Hunger has a remarkable sense of time. It always strikes when we’re out running errands or at the gas station. Supposedly, the very sight of snacks can be provocative for the tummy, which explains why spending on snacks like beef jerky and chips has increased a lot more than grocery shopping. Carrying some nuts, baby carrots, or other such snacks can save you from making a beeline to the snacks aisle every time you're out.
This easily avoidable expense makes your budget hysterical. Let’s allow the numbers to do the talking here; At an average price of $1.22 per gallon, you’re spending 300 times more on bottled water than tap water. Business Insider revealed this statistic with a bold headline: “Bottled Water Costs 2000 Times As Much As Tap Water.” No wonder our wallets panic at the sight of those glistening bottles.

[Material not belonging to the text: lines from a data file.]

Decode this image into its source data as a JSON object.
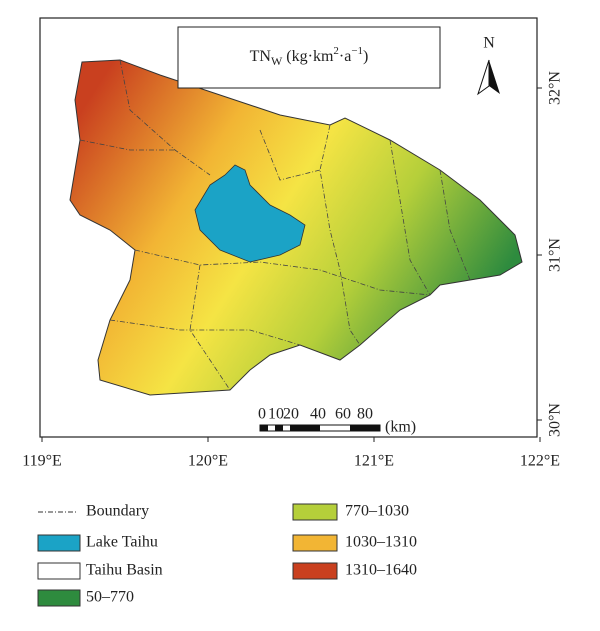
{
  "title": {
    "base": "TN",
    "sub": "W",
    "unit1": " (kg·km",
    "sup1": "2",
    "unit2": "·a",
    "sup2": "−1",
    "unit3": ")"
  },
  "north": "N",
  "lon_labels": [
    "119°E",
    "120°E",
    "121°E",
    "122°E"
  ],
  "lat_labels": [
    "32°N",
    "31°N",
    "30°N"
  ],
  "scale": {
    "labels": [
      0,
      10,
      20,
      40,
      60,
      80
    ],
    "unit": "(km)"
  },
  "legend": {
    "left": [
      {
        "label": "Boundary"
      },
      {
        "label": "Lake Taihu",
        "color": "#1ba3c6"
      },
      {
        "label": "Taihu Basin",
        "color": "#ffffff"
      },
      {
        "label": "50–770",
        "color": "#2e8b3e"
      }
    ],
    "right": [
      {
        "label": "770–1030",
        "color": "#b5cf3a"
      },
      {
        "label": "1030–1310",
        "color": "#f2b534"
      },
      {
        "label": "1310–1640",
        "color": "#c9401f"
      }
    ]
  }
}
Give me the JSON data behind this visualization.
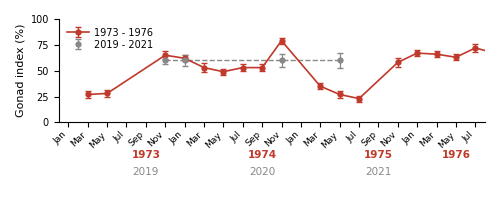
{
  "ylabel": "Gonad index (%)",
  "ylim": [
    0,
    100
  ],
  "yticks": [
    0,
    25,
    50,
    75,
    100
  ],
  "red_series_label": "1973 - 1976",
  "grey_series_label": "2019 - 2021",
  "red_color": "#c0392b",
  "grey_color": "#888888",
  "month_labels": [
    "Jan",
    "Mar",
    "May",
    "Jul",
    "Sep",
    "Nov",
    "Jan",
    "Mar",
    "May",
    "Jul",
    "Sep",
    "Nov",
    "Jan",
    "Mar",
    "May",
    "Jul",
    "Sep",
    "Nov",
    "Jan",
    "Mar",
    "May",
    "Jul"
  ],
  "red_x": [
    1,
    2,
    5,
    6,
    7,
    8,
    9,
    10,
    11,
    13,
    14,
    15,
    17,
    18,
    19,
    20,
    21,
    22
  ],
  "red_y": [
    27,
    28,
    65,
    62,
    53,
    49,
    53,
    53,
    79,
    35,
    27,
    23,
    58,
    67,
    66,
    63,
    72,
    67
  ],
  "red_yerr": [
    3,
    3,
    4,
    3,
    4,
    3,
    3,
    3,
    3,
    3,
    3,
    3,
    4,
    3,
    3,
    3,
    4,
    3
  ],
  "grey_x": [
    5,
    6,
    11,
    14
  ],
  "grey_y": [
    60,
    60,
    60,
    60
  ],
  "grey_yerr": [
    4,
    5,
    6,
    7
  ],
  "dashed_line_x": [
    5,
    14
  ],
  "dashed_line_y": [
    60,
    60
  ],
  "year_positions": [
    {
      "x": 4,
      "label": "1973",
      "color": "#c0392b",
      "row": 0
    },
    {
      "x": 4,
      "label": "2019",
      "color": "#888888",
      "row": 1
    },
    {
      "x": 10,
      "label": "1974",
      "color": "#c0392b",
      "row": 0
    },
    {
      "x": 10,
      "label": "2020",
      "color": "#888888",
      "row": 1
    },
    {
      "x": 16,
      "label": "1975",
      "color": "#c0392b",
      "row": 0
    },
    {
      "x": 16,
      "label": "2021",
      "color": "#888888",
      "row": 1
    },
    {
      "x": 20,
      "label": "1976",
      "color": "#c0392b",
      "row": 0
    }
  ],
  "bg_color": "#ffffff",
  "figsize": [
    5.0,
    2.11
  ],
  "dpi": 100
}
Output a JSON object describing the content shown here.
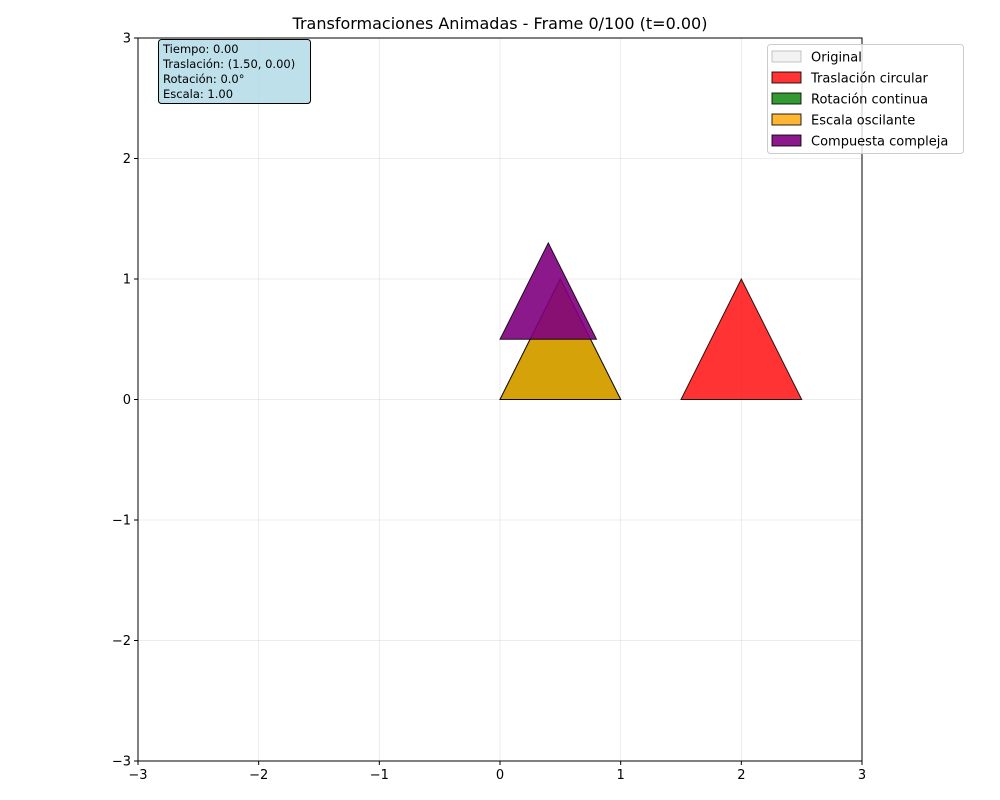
{
  "chart_data": {
    "type": "scatter",
    "title": "Transformaciones Animadas - Frame 0/100 (t=0.00)",
    "xlim": [
      -3,
      3
    ],
    "ylim": [
      -3,
      3
    ],
    "xticks": [
      -3,
      -2,
      -1,
      0,
      1,
      2,
      3
    ],
    "yticks": [
      -3,
      -2,
      -1,
      0,
      1,
      2,
      3
    ],
    "xtick_labels": [
      "−3",
      "−2",
      "−1",
      "0",
      "1",
      "2",
      "3"
    ],
    "ytick_labels": [
      "−3",
      "−2",
      "−1",
      "0",
      "1",
      "2",
      "3"
    ],
    "grid": true,
    "legend_placement": "top-right",
    "info_box": {
      "lines": [
        "Tiempo: 0.00",
        "Traslación: (1.50, 0.00)",
        "Rotación: 0.0°",
        "Escala: 1.00"
      ],
      "background": "#add8e6"
    },
    "series": [
      {
        "name": "Original",
        "color": "#d3d3d3",
        "fill_opacity": 0.3,
        "vertices": [
          [
            0,
            0
          ],
          [
            1,
            0
          ],
          [
            0.5,
            1
          ]
        ]
      },
      {
        "name": "Traslación circular",
        "color": "#ff0000",
        "fill_opacity": 0.8,
        "vertices": [
          [
            1.5,
            0
          ],
          [
            2.5,
            0
          ],
          [
            2,
            1
          ]
        ]
      },
      {
        "name": "Rotación continua",
        "color": "#008000",
        "fill_opacity": 0.8,
        "vertices": [
          [
            0,
            0
          ],
          [
            1,
            0
          ],
          [
            0.5,
            1
          ]
        ]
      },
      {
        "name": "Escala oscilante",
        "color": "#ffa500",
        "fill_opacity": 0.8,
        "vertices": [
          [
            0,
            0
          ],
          [
            1,
            0
          ],
          [
            0.5,
            1
          ]
        ]
      },
      {
        "name": "Compuesta compleja",
        "color": "#800080",
        "fill_opacity": 0.9,
        "vertices": [
          [
            0,
            0.5
          ],
          [
            0.8,
            0.5
          ],
          [
            0.4,
            1.3
          ]
        ]
      }
    ]
  }
}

Finance writer Maggie McGrath warns that your friends and social life may also be jeopardizing your budget plans. It’s particularly apparent when you order a salad to save money, but your friends order extra wine and desserts and insist on splitting the bill evenly. Or when you end up ordering more food than you planned just because you were out. McGrath writes, “Financial peer pressure is subtle; it will appear during moments when you just want to fit in or go with flow.”
Lunch breaks are a good time to step out of your office and de-stress a bit. But getting lunch daily can slow poison your monthly expenses, even if it starts at only $10 per day. Add your lunches together, and you’ve $50 per week, which is roughly $2,600 in a year. A bit too much, isn’t it? Packing lunch wins in contrast.
While we can go on adding items to this list, the bottom line is that there are several areas where we’re splashing out money and draining our budgets. Look out for such expenses. As you cut them, you’ll notice how avoiding these small expenses can stitch up your wallet and give you a healthy budget.